ON THE SHORE OF THE LAKE.


[CHAPTER XIII.]

FROM NEW ZEALAND TO AUSTRALIA.—ARRIVAL AT SYDNEY.—HOW THE CITY WAS FOUNDED.—ITS APPEARANCE TO-DAY.—THE PRINCIPAL STREETS, PARKS, AND SUBURBS.—PUBLIC BUILDINGS.—SHOOTING SYDNEY DUCKS.—THE TRANSPORTATION SYSTEM.—HOW AUSTRALIA WAS COLONIZED.—LIFE AND TREATMENT OF CONVICTS IN AUSTRALIA.—THE END OF TRANSPORTATION.—POPULAR ERRORS OF INVOLUNTARY EMIGRANTS.—THE PAPER COMPASS.—TICKET-OF-LEAVE MEN.—EMANCIPISTS AND THEIR STATUS.—SYDNEY HARBOR.—STEAM LINES TO ALL PARTS OF THE WORLD.—CIRCULAR QUAY.—DRY-DOCKS.—EXCURSIONS TO PARAMATTA AND BOTANY BAY.—HOSPITALITIES OF SYDNEY.

BOUND FOR SYDNEY.

Steamers of the Union Steamship Company run weekly between the principal ports of New Zealand and the Australian ports of Sydney and Melbourne.

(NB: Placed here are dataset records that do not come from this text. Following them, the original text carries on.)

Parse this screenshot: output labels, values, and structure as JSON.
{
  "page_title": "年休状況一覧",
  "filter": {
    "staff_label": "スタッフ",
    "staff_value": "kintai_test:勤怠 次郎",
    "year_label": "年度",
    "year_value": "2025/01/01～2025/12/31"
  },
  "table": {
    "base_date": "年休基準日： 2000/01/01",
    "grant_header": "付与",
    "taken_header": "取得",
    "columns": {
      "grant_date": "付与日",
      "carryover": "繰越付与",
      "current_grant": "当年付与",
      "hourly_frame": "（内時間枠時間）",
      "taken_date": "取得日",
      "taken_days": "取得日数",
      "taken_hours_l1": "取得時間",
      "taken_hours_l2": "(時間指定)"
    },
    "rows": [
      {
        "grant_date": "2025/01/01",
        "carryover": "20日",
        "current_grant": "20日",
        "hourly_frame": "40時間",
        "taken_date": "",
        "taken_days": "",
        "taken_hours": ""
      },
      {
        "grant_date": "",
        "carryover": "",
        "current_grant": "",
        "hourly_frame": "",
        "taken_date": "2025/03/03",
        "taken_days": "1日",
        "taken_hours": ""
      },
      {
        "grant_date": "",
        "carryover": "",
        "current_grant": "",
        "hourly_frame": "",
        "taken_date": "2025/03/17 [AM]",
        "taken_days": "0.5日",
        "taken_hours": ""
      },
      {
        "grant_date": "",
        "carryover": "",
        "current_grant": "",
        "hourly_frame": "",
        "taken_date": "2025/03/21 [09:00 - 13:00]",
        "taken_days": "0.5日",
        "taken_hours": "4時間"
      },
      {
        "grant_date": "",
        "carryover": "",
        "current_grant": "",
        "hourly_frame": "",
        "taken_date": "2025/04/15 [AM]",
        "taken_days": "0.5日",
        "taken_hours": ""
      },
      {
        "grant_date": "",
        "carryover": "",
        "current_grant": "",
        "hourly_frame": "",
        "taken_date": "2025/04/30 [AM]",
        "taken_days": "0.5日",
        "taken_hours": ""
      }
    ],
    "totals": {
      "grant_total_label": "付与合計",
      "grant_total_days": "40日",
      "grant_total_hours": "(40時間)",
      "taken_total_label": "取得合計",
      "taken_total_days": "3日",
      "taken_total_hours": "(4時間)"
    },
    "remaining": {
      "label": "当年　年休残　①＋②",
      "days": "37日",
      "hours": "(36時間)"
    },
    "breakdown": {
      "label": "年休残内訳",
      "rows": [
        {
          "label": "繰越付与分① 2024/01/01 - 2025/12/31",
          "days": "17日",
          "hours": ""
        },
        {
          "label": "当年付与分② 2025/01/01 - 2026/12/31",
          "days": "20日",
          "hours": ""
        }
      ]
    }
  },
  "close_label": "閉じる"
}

The Melbourne steamers usually come from that city direct to "The Bluffs," the port of Invercargill, or to Hokitika, and then make the circuit of South Island; while the steamers from Sydney run to Auckland, and make the circuit of North Island, both lines touching at Wellington as a common and central port. Our friends were fortunate in finding at The Bluffs a steamer which was going direct to Sydney, and in less than six hours after their return from Lake Wakatipu they were afloat and away for their destination, about fourteen hundred miles distant. Six days later the coast of New South Wales was in sight, and they entered the Australian continent through the famous Sydney Heads.